A. Field of the Present Invention
The present invention relates to a device and method for calibrating a linear velocity and a track pitch for an optical disc drive.
B. Description of the Related Art
Optical recording media, such as CD-Rs, CD-RWs, CD-ROMs, DVDs, DVD-RAMs, are usually read by optical disc drives. These optical disc drives correctly control the rotation speed of the spindle motor according to a reproduced sync signal or a motor frequency generator pulse signal. In addition, a precise calculation has to be performed using a “time-to-track” transformation mechanism, so that the laser beam can be shifted to a correct position of the disc (i.e., track jumping). The mechanism of “time-to-track” has to use the parameters of the linear velocity and the track pitch as a calculation basis. According to the current CD standard, the recording linear velocity must be between 1.2 and 1.4 m/s, while the track pitch must be between 1.5 and 1.7 μm. However, the writing speed and track pitch during actual disc playing cannot be predicted. As a result, a slowest writing speed and a maximum track pitch are used as the initial calculation basis in the prior art. Then, the values of the linear velocity and the track pitch are sequentially modified according to the relationship between the track number, which is actually fed back during the track jumping, and the time. However, the laser beam cannot be correctly and quickly shifted to the correct track in this method, thereby wasting a long period of seeking time.

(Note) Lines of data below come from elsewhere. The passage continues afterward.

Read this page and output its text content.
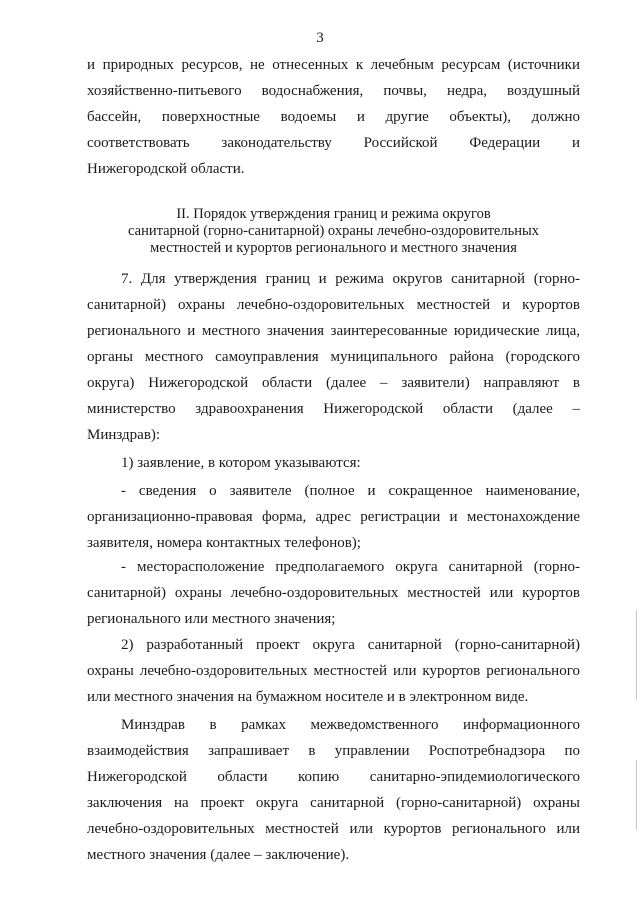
3
и природных ресурсов, не отнесенных к лечебным ресурсам (источники
хозяйственно-питьевого водоснабжения, почвы, недра, воздушный
бассейн, поверхностные водоемы и другие объекты), должно
соответствовать законодательству Российской Федерации и
Нижегородской области.
II. Порядок утверждения границ и режима округов
санитарной (горно-санитарной) охраны лечебно-оздоровительных
местностей и курортов регионального и местного значения
7. Для утверждения границ и режима округов санитарной (горно-
санитарной) охраны лечебно-оздоровительных местностей и курортов
регионального и местного значения заинтересованные юридические лица,
органы местного самоуправления муниципального района (городского
округа) Нижегородской области (далее – заявители) направляют в
министерство здравоохранения Нижегородской области (далее –
Минздрав):
1) заявление, в котором указываются:
- сведения о заявителе (полное и сокращенное наименование,
организационно-правовая форма, адрес регистрации и местонахождение
заявителя, номера контактных телефонов);
- месторасположение предполагаемого округа санитарной (горно-
санитарной) охраны лечебно-оздоровительных местностей или курортов
регионального или местного значения;
2) разработанный проект округа санитарной (горно-санитарной)
охраны лечебно-оздоровительных местностей или курортов регионального
или местного значения на бумажном носителе и в электронном виде.
Минздрав в рамках межведомственного информационного
взаимодействия запрашивает в управлении Роспотребнадзора по
Нижегородской области копию санитарно-эпидемиологического
заключения на проект округа санитарной (горно-санитарной) охраны
лечебно-оздоровительных местностей или курортов регионального или
местного значения (далее – заключение).
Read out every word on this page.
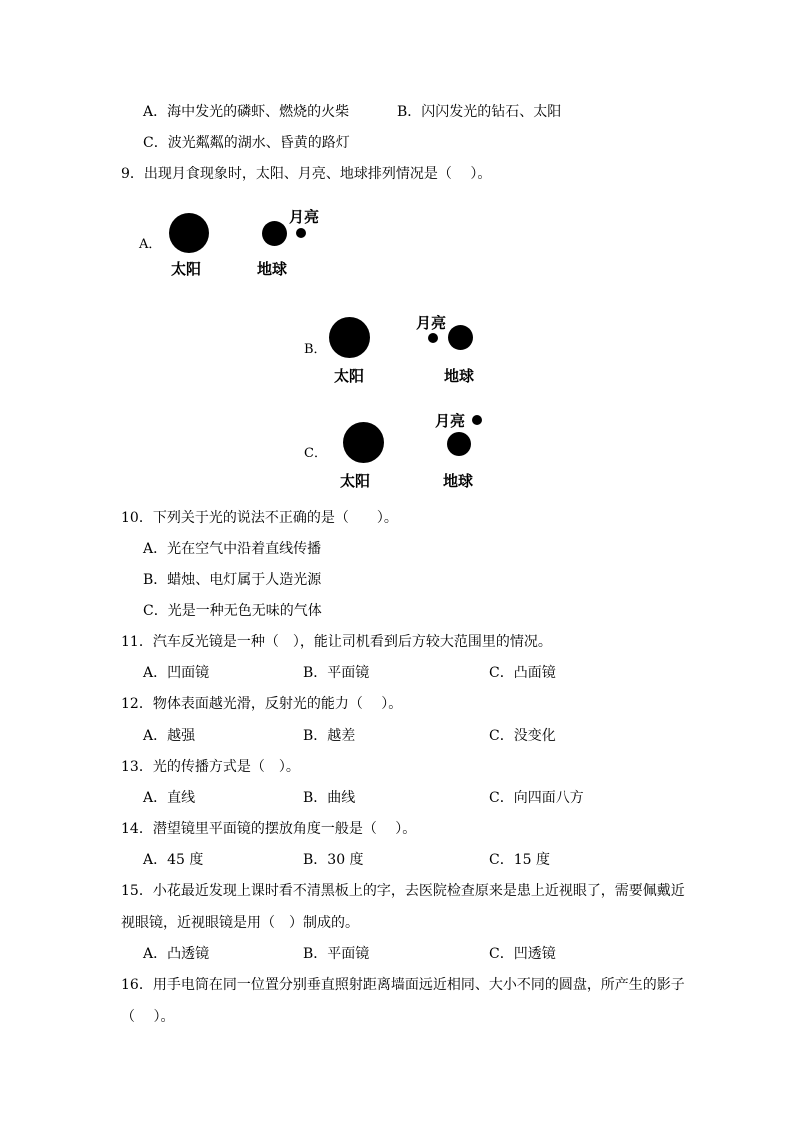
A．海中发光的磷虾、燃烧的火柴	B．闪闪发光的钻石、太阳
C．波光粼粼的湖水、昏黄的路灯
9．出现月食现象时，太阳、月亮、地球排列情况是（　 ）。
A．
太阳	地球
月亮
B．
太阳	地球
月亮
C．
太阳	地球
月亮
10．下列关于光的说法不正确的是（　　）。
A．光在空气中沿着直线传播
B．蜡烛、电灯属于人造光源
C．光是一种无色无味的气体
11．汽车反光镜是一种（　），能让司机看到后方较大范围里的情况。
A．凹面镜	B．平面镜	C．凸面镜
12．物体表面越光滑，反射光的能力（　 ）。
A．越强	B．越差	C．没变化
13．光的传播方式是（　）。
A．直线	B．曲线	C．向四面八方
14．潜望镜里平面镜的摆放角度一般是（　 ）。
A．45 度	B．30 度	C．15 度
15．小花最近发现上课时看不清黑板上的字，去医院检查原来是患上近视眼了，需要佩戴近
视眼镜，近视眼镜是用（　）制成的。
A．凸透镜	B．平面镜	C．凹透镜
16．用手电筒在同一位置分别垂直照射距离墙面远近相同、大小不同的圆盘，所产生的影子
（　 ）。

To solve this problem, a method for calibrating an optical disc drive, which controls the spindle motor with a constant linear velocity (hereinafter referred to as CLV), has been disclosed. This method, however, cannot calibrate an optical disc drive, which controls the spindle motor with a constant angular velocity (hereinafter referred to as CAV). The prior art method calculates the linear velocity according to the ratio of the frame-synchronous signal and disk rotation period. In addition, the prior art method can only calibrate the linear velocity with respect to optical discs having data recorded thereon, but not the blank discs.
The linear velocity is an important index for measuring the data amount and is helpful to positioning the laser beam precisely. It is therefore an urgent to-be-solved problem as to how to effectively calibrate the linear velocity and how to apply the calibration method to both the CLV mode and the CAV mode, and to the blank discs.